The race looked like it was over just minutes into the start of the slalom event at the HomeLight Killington World Cup. Mikaela Shiffrin was the third to start and set a whopping lead of 1.13 seconds over the 63-gate course over Slovakia’s Petra Vhlova and 1.74 seconds over Switzerland’s Wendy Holdener that no one even came close to challenging. Fourth place skier Katharina Liensberger of Austria was a full 2.03 seconds back.

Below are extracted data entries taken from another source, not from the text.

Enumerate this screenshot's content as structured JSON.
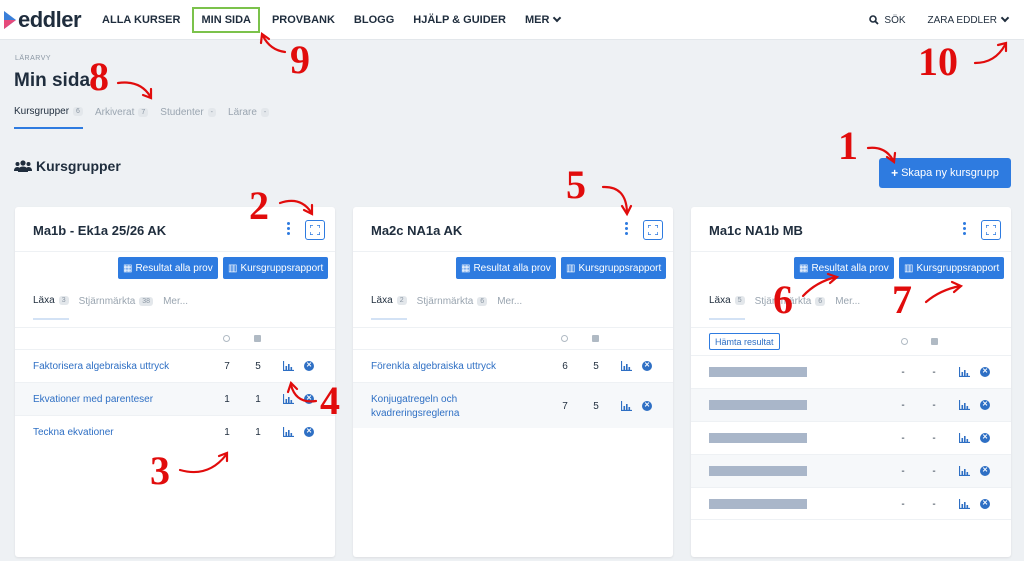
{
  "nav": {
    "logo": "eddler",
    "items": [
      {
        "label": "ALLA KURSER",
        "active": false
      },
      {
        "label": "MIN SIDA",
        "active": true
      },
      {
        "label": "PROVBANK",
        "active": false
      },
      {
        "label": "BLOGG",
        "active": false
      },
      {
        "label": "HJÄLP & GUIDER",
        "active": false
      },
      {
        "label": "MER",
        "active": false
      }
    ],
    "search": "SÖK",
    "user": "ZARA EDDLER"
  },
  "header": {
    "breadcrumb": "LÄRARVY",
    "title": "Min sida",
    "tabs": [
      {
        "label": "Kursgrupper",
        "count": "6"
      },
      {
        "label": "Arkiverat",
        "count": "7"
      },
      {
        "label": "Studenter",
        "count": "-"
      },
      {
        "label": "Lärare",
        "count": "-"
      }
    ]
  },
  "section": {
    "title": "Kursgrupper",
    "create_button": "Skapa ny kursgrupp"
  },
  "labels": {
    "results_all": "Resultat alla prov",
    "group_report": "Kursgruppsrapport",
    "fetch_results": "Hämta resultat",
    "more": "Mer..."
  },
  "cards": [
    {
      "title": "Ma1b - Ek1a 25/26 AK",
      "tabs": [
        {
          "label": "Läxa",
          "count": "3"
        },
        {
          "label": "Stjärnmärkta",
          "count": "38"
        }
      ],
      "rows": [
        {
          "name": "Faktorisera algebraiska uttryck",
          "a": "7",
          "b": "5"
        },
        {
          "name": "Ekvationer med parenteser",
          "a": "1",
          "b": "1"
        },
        {
          "name": "Teckna ekvationer",
          "a": "1",
          "b": "1"
        }
      ]
    },
    {
      "title": "Ma2c NA1a AK",
      "tabs": [
        {
          "label": "Läxa",
          "count": "2"
        },
        {
          "label": "Stjärnmärkta",
          "count": "6"
        }
      ],
      "rows": [
        {
          "name": "Förenkla algebraiska uttryck",
          "a": "6",
          "b": "5"
        },
        {
          "name": "Konjugatregeln och",
          "name2": "kvadreringsreglerna",
          "a": "7",
          "b": "5"
        }
      ]
    },
    {
      "title": "Ma1c NA1b MB",
      "tabs": [
        {
          "label": "Läxa",
          "count": "5"
        },
        {
          "label": "Stjärnmärkta",
          "count": "6"
        }
      ],
      "rows": [
        {
          "a": "-",
          "b": "-"
        },
        {
          "a": "-",
          "b": "-"
        },
        {
          "a": "-",
          "b": "-"
        },
        {
          "a": "-",
          "b": "-"
        },
        {
          "a": "-",
          "b": "-"
        }
      ]
    }
  ],
  "annotations": [
    "1",
    "2",
    "3",
    "4",
    "5",
    "6",
    "7",
    "8",
    "9",
    "10"
  ],
  "colors": {
    "accent": "#2e7be0",
    "annotation": "#e10c0c",
    "active_outline": "#7bc24b"
  }
}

As the fast, ice-hard course began to rut up, times got slower and spills more frequent.
“I had pretty close to a perfect run,” Shiffrin said in the finish area after the first run, then corrected herself to say “Of course, I’ve never had a perfect run in my life.” She admitted “In the middle of the run I slowed down a little bit then said to myself, ‘what am I doing’ and picked up the pace.” The course was pretty straight and, as Shiffrin said, “there were times when I felt like I was just pointing them down straight – which is kind of scary when you are on slalom skis.”
University of Vermont ski racer and U.S. Team member Paula Moltzan, currently the second-fastest American slalom skier on the World Cup after Shiffrin looked strong as she flashed down the first section of the course, punching forward with her fists at each gate. Moltzan, who had been nursing a sore back, sat out the giant slalom race yesterday to be ready for today’s race. Moltzan who has been soaring up in the World Cup slalom rankings, had the fifth-fastest time after the second time split, got bucked back slightly and then went down… and down…and down. On a course that was as hard as asphalt, she slid to the bottom and crashed into the safety gates. “I just felt this shooting pain go up my back,” Moltzan said after the race, heading in for physiotherapy. She had started in 23d. Just behind her and starting in 37th, American Nina O’Brien a Burke Mountain Academy grad and Dartmouth ski racer went down as well. As did fellow team member and Dartmouth ski racer Foreste Peterson. Keely Cashman, the 2019 giant slalom national champion from Squaw Valley was the only other American to finish and ended up 43. Of the 61 starters, 17 either fell or were not able to complete the course.
Laurence St. Germain, the Canadian Ski Team member who graduated from the University of Vermont last May had a strong run, finishing 13th. Federica Brignone who finished second in the giant slalom yesterday drew a start bib of 31 and finished 11th.
Of the 61 starters, only 43 finished.